自殺対策基本法がこの国会で成立することになっているが、これは民主党が法案をだしたものだ。それに与党が乗ってきて成立を目指すもので、国、自治体の責務を決めて、年間3万人という自殺者を少なくするようしっかりと対応するものである。
しかし、我々のジレンマは、良いことを提案するとすぐに採られてしまう。今回のように民主党案に与党が乗っかってきて一緒に成立させるのはましなほうで、ひどいものは、我々の提案した案を一旦は葬り去って、同じ法案を次の国会で与党案として出してくる。
高速道路で幼い子どもがトラックに追突されて亡くなったという事件をきっかけに、その後両親の訴えに対して民主党が法案として国会に提出した危険運転防止法は、無謀な運転に対する罰則の強化を目的としているが、国会で与党の反対で否決された。しかし、次の国会で与党は同じ法案を出してきている。
民主党は一つの国会で50本80本の法案を出しており、具体的な提案をしている。商店街の話も国がというよりも、それぞれの自治体で、それぞれの実情に合わせた支援策を考え、それだけの権限と財源を地方に移すことで実現していく必要があるべきものではないかと考えている。
(田中慶秋前衆議院議員)
皆さんもお分かりのように、与党は民主党の良いところを持っていってしまう、それを与党案として成立させてしまう。これは、民主党の広報が弱いためではないかと思う。民主党は広報にもっと力を入れ、広く国民に訴えていく必要がる。
Q
景気が良いと言われているが、国会ではどのように感じているのか?
A(岡田克也元民主党代表)
景気はかなり格差があると思います。岐阜県工業団地で工場を経営している方は、予算委員会において景気はすごく良く「工業団地は満杯だ」と言った。これに対して北海道、東北の議員は「いったい何処の世界の話だ」「何処の国の話だ」と、ため息を漏らした。私の選挙区である三重県では、この1、2年で1000人規模の工場、東芝、富士通、自動車関連のデンソーなどが進出してきた。これに伴ってビジネスホテルなどは部屋が取れない状況だ。
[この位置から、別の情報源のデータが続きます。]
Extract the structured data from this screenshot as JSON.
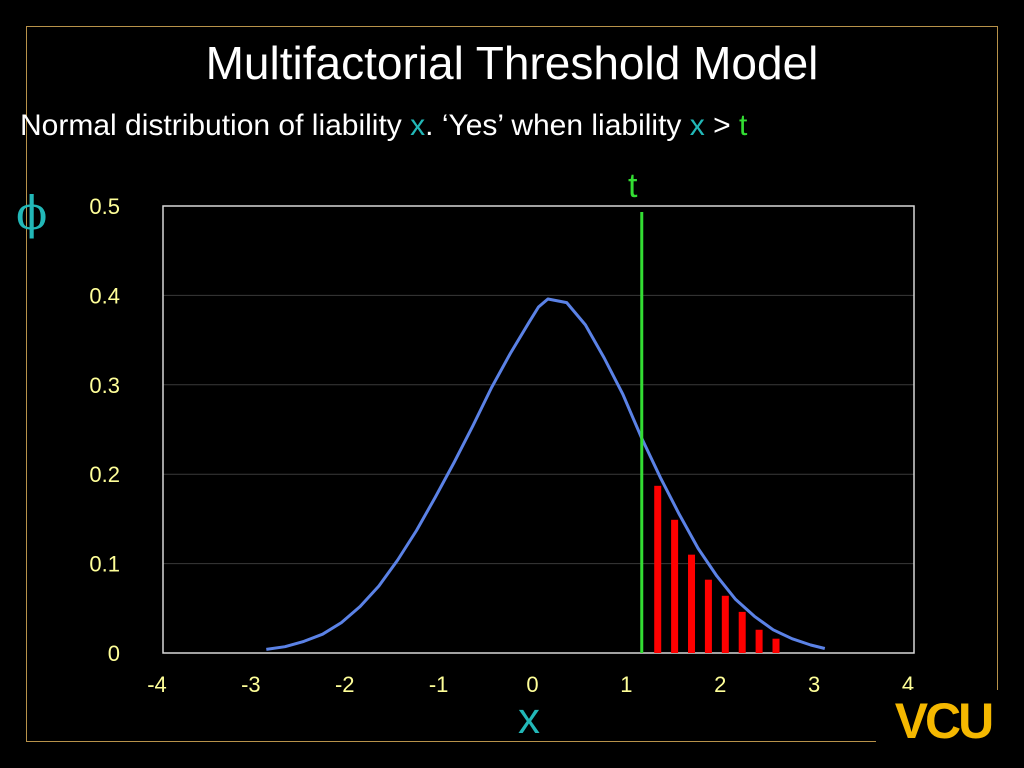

一方、地元の中小企業はこれに比べて関連するところは良いが、他はあまり良くない状況で、とくに地場産業、商業は大変である。東海地方は全般に良い傾向にはあるが、札幌を除く北海道、東北地方などは大変であると聞いている。これは、地域と中央、地域間の格差、地場産業と大企業との格差が広がってきていることだが、全体としては失業者の数も減ってきて、非正規社員も増えてはいるが、正社員の数も少し増えてきたという状況だ。